La résidence Marston est en avance sur son temps, non seulement pour cette relation polyamoureuse, mais c’est aussi Holloway, éditrice, épouse sur-diplômée à une époque où les femmes ne poursuivaient que très rarement des études supérieures, qui soutient financièrement le foyer. Le trio se partage le soins de leurs quatre enfants, à qui ils cachent pourtant la nature exacte de leurs relations.
Si Marston semble avoir forcé la main de Holloway au début pour accepter cette relation polyamoureuse, après la disparition de celui-ci en 1954, les deux femmes continueront d’habiter ensemble et ce pendant plus de quarante ans.
Marston, Holloway et Byrne, partagent une vision du féminisme assez surprenante : la femme est en définitive un être supérieur à l’homme, elle est plus pure, elle est meilleure. La femme est cependant, par nature, soumise, et une bonne femme est une femme qui se soumet. Le trio se livre à des sortes de cultes sexuels dès les années 1925 et 1926 où les participants célèbrent le pouvoir sexuel de la femme, sa domination et sa soumission.
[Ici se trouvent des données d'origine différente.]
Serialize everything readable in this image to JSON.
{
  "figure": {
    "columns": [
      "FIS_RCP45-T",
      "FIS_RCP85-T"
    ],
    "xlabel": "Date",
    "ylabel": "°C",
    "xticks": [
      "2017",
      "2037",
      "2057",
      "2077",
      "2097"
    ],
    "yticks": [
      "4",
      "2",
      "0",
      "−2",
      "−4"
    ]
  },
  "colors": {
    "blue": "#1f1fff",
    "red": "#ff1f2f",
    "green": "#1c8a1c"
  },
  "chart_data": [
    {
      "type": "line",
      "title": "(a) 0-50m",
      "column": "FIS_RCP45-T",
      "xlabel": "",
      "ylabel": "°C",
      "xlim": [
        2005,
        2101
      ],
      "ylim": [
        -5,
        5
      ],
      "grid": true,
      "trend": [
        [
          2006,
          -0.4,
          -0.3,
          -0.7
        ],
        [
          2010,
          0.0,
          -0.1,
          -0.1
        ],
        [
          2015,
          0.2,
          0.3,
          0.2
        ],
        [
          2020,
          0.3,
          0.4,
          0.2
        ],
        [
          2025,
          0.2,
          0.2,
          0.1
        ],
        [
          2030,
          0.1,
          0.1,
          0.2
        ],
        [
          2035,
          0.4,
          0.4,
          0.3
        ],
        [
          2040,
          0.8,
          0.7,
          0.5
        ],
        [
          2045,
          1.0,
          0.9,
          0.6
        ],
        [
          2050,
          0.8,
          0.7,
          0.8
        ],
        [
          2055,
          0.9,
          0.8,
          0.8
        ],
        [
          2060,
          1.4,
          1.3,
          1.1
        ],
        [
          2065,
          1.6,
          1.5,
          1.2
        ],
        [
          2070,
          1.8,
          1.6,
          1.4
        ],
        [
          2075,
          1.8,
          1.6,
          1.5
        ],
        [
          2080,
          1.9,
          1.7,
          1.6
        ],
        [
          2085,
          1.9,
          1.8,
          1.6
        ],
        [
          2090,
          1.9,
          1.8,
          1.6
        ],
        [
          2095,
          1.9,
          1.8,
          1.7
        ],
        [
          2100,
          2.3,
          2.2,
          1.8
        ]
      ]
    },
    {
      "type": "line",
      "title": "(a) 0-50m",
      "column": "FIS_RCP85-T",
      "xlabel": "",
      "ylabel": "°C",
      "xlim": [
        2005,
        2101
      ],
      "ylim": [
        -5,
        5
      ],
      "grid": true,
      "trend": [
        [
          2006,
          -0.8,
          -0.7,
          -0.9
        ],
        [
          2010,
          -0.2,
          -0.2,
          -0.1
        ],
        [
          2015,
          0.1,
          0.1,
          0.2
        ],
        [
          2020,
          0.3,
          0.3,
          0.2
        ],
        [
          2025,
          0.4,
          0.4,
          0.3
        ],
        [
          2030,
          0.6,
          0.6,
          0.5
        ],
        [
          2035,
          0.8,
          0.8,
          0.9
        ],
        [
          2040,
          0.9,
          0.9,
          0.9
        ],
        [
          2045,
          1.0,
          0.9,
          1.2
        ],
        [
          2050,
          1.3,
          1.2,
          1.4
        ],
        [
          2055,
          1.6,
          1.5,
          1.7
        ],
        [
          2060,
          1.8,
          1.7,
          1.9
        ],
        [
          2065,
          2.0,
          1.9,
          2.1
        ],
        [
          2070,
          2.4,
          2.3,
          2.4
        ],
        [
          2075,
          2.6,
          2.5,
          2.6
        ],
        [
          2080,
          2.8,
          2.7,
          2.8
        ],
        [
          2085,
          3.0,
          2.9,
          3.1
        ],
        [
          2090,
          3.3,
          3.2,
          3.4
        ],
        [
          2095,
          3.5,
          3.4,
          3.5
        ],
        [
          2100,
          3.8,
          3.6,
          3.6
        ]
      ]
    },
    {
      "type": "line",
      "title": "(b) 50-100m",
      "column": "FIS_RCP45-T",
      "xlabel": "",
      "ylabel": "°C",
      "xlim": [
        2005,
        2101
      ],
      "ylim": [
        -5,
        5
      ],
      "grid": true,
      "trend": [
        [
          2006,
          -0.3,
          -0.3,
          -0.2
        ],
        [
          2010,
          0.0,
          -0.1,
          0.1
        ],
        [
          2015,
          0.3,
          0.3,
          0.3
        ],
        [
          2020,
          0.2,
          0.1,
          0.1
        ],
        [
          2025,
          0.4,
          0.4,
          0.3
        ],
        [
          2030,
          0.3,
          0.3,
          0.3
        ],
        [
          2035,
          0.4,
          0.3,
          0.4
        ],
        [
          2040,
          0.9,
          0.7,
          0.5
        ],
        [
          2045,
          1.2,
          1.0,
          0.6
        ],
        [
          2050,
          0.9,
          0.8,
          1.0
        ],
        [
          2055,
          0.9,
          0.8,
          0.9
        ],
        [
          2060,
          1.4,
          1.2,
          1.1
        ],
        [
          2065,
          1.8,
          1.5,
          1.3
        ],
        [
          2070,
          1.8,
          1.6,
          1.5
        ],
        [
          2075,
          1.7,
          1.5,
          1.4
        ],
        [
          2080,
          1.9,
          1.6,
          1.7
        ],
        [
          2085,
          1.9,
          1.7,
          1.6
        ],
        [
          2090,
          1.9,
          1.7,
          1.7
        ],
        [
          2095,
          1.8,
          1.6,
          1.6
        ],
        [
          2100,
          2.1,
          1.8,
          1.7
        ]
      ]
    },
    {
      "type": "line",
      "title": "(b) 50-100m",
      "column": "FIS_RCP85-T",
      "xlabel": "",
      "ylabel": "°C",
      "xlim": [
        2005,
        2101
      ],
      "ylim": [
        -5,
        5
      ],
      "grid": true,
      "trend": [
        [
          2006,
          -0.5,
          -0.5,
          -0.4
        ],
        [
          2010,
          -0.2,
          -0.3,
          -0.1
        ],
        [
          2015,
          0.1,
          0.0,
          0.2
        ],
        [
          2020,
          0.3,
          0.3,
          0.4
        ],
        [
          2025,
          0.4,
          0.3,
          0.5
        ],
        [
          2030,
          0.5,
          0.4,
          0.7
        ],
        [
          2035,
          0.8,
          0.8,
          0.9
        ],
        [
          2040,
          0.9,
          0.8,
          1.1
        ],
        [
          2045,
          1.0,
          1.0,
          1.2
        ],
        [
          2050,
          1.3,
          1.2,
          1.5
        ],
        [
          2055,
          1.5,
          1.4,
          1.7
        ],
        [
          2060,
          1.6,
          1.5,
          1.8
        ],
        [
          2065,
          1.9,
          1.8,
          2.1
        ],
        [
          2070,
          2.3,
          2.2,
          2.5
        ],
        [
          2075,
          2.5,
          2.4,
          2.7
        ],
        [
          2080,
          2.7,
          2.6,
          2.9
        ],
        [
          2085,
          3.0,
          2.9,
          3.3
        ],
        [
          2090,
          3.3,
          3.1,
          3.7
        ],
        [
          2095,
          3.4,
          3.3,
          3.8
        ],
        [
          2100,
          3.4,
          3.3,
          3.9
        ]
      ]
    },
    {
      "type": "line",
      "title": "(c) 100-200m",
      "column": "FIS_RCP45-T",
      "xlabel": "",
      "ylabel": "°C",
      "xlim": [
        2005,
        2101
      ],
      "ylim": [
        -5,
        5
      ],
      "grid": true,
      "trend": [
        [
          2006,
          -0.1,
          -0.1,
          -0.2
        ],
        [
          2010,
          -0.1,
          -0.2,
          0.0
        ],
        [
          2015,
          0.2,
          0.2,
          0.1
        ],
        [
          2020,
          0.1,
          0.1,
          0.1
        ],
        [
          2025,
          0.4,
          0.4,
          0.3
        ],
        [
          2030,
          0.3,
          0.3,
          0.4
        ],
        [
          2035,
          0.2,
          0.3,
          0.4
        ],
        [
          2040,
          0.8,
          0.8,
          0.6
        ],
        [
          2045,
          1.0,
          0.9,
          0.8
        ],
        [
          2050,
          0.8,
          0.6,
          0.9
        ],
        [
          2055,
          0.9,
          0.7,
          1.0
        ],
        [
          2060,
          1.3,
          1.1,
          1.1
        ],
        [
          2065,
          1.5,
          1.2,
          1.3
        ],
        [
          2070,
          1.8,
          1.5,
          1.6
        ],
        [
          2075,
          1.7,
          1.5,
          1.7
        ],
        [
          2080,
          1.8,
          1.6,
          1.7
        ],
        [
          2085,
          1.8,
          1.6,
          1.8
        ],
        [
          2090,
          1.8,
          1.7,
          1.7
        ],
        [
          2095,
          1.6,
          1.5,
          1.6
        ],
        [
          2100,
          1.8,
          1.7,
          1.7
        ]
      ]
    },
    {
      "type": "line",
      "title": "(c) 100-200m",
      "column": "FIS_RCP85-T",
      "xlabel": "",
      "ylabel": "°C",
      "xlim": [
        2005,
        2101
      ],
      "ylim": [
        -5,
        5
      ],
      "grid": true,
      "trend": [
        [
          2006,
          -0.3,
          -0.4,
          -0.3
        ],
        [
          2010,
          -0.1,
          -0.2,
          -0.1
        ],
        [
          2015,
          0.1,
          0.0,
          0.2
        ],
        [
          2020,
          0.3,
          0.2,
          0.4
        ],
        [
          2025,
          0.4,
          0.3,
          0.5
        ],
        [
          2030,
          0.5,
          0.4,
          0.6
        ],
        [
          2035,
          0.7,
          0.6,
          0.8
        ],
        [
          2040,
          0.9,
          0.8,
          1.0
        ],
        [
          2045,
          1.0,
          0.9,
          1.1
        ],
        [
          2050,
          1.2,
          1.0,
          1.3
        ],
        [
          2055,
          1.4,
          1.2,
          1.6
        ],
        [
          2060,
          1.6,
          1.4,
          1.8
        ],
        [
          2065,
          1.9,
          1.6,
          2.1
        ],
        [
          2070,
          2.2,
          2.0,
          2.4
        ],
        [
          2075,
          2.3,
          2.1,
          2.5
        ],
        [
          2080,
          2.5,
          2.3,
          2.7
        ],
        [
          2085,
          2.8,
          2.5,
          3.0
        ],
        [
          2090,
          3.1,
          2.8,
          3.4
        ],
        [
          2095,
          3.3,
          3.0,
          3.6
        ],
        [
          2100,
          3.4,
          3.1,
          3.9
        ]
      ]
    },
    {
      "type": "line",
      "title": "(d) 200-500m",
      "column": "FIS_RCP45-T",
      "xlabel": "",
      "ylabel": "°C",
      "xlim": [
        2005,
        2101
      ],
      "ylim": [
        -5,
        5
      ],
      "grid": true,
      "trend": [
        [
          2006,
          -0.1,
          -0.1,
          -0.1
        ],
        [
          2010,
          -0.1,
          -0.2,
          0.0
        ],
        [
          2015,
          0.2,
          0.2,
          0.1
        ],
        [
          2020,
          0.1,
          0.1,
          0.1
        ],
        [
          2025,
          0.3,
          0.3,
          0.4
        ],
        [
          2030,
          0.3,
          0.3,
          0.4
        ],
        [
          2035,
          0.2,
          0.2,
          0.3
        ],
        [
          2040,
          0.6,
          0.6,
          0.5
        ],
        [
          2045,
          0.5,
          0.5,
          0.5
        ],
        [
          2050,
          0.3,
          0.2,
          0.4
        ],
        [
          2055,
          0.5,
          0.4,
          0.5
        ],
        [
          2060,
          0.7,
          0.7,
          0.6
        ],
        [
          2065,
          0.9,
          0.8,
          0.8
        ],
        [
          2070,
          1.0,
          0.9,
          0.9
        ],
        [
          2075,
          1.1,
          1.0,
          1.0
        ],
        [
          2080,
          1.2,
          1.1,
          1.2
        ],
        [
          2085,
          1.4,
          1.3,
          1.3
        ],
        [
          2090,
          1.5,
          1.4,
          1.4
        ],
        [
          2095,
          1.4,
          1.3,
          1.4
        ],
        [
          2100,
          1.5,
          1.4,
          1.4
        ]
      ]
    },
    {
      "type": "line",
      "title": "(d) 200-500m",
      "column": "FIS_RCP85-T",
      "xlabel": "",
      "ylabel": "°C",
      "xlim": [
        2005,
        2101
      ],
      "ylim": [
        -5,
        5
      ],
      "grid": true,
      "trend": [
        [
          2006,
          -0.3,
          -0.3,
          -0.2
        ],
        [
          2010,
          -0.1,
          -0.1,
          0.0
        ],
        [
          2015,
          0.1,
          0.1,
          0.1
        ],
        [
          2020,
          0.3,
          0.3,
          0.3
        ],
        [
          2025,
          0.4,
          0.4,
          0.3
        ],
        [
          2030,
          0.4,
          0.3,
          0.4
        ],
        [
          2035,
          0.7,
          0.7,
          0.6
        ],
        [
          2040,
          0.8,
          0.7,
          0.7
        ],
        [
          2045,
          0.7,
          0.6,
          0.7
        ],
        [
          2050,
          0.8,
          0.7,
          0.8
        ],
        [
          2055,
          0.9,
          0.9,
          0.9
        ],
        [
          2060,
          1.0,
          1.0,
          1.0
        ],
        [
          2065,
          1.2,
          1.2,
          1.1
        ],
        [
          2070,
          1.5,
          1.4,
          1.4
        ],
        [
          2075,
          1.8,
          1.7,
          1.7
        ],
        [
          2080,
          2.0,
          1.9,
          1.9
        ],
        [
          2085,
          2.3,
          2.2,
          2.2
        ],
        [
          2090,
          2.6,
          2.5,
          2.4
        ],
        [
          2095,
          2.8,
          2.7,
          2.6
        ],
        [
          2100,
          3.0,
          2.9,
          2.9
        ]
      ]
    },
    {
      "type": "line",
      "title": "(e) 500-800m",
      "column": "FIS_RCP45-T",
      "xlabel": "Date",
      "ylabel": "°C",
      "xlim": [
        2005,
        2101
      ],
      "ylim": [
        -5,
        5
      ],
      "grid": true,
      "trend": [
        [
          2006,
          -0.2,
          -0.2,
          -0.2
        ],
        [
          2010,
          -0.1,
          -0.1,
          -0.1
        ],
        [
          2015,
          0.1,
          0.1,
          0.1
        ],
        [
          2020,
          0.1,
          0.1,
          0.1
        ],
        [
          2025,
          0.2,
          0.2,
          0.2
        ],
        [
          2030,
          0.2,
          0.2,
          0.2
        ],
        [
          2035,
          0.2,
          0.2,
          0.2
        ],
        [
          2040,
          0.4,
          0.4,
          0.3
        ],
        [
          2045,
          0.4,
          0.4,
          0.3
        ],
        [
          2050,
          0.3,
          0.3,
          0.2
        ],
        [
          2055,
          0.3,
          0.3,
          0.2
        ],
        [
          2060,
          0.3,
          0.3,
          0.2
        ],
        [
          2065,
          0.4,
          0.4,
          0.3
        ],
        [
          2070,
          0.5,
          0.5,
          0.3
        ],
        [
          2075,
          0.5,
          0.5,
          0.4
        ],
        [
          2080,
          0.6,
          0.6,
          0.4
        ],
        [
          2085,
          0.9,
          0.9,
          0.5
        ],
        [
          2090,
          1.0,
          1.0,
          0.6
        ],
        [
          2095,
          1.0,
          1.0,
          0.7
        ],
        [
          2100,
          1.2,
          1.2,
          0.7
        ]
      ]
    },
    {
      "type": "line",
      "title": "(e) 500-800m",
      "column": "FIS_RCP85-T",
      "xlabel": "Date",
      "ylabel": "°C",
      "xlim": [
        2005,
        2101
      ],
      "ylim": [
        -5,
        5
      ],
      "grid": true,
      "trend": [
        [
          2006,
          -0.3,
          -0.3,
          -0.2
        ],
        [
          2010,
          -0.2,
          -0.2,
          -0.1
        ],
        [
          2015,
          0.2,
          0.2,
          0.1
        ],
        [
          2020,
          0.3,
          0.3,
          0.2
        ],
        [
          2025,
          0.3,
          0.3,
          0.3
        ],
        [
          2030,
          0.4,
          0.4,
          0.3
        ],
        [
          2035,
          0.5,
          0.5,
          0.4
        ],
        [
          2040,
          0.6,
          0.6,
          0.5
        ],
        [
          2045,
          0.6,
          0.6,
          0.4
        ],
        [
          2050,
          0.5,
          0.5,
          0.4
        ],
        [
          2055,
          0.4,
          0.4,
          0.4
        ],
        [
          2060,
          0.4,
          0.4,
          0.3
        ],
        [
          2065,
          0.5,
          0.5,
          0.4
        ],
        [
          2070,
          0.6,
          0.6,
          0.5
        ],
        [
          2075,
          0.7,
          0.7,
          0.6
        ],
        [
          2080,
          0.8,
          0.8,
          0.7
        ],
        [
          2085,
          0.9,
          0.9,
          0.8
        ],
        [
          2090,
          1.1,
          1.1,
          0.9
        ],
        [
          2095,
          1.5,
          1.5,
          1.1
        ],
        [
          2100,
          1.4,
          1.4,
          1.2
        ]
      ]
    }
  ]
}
Cette vision du féminisme se traduit par un intérêt pour le bondage, très visible d’ailleurs, et ce de manière récurrente, dans les premiers comics de Wonder Woman. Marston défendait la normalité de cette pratique sexuelle, qu’il appréciait à la fois par sa portée érotique et de par la métaphore qu’elle offrait de la position de la femme dans le monde : la femme est attachée, ligotée, mais une fois libérée, elle viendra conquérir le monde.
Concernant la création de Wonder Woman, Marston disait : “Les filles ne veulent pas être des filles, puisque les archétypes qui leur sont proposés manquent de force et de pouvoir. Ne voulant pas être des filles, elles refusent d’être soumises et tendres, éprises de paix, comme le sont toutes les femmes exemplaires. Les qualités de toutes les femmes deviennent repoussoir à cause de la faiblesse de ces dernières. La solution logique est de créer un personnage féminin qui puisse combiner la force de Superman et l’allure d’une belle et bonne femme.(** texte original plus bas)”
Malgré cette vision amiguë du féminisme qui lui a donné naissance, Wonder Woman va en effet se révéler comme une icône féministe : une héroïne aussi forte et aussi intelligente que ses paires masculins. Dès sa parution, elle connaît un succès immédiat auprès des petits garçons et des petites filles, et en dépis des changements de costumes au fil des périodes, plus révélateurs ou plus pudiques selon les décennies, les valeurs qu’incarne Wonder Woman l’immortalisent comme une des premières et des plus populaires figures féminines et féministes dans la culture populaire américaine.
Si les idées que défendendaient Marston, Holloway et Byrne, allaient moins dans le sens de l’égalite entre les sexes que vers un culte ambivalent de la femme et de sa sexualité, le caractère avant-gardiste de leurs réflexions surprend encore aujourd’hui.
Puisque la problématique du manque de figures féminines positives et fortes dans la culture populaire et les médias reste fortement d’actualité, on ne peut, il me semble, qu’attendre avec impatience la sortie prochaine du film de Wonder Woman en 2017.
** Not even girls want to be girls so long as our feminine archetype lacks force, strength, power. Not wanting to be girls they don’t want to be tender, submissive, peaceloving as good women are. Women’s strong qualities have become despised because of their weakness. The obvious remedy is to create a feminine character with all the strength of Superman plus all the allure of a good and beautiful woman.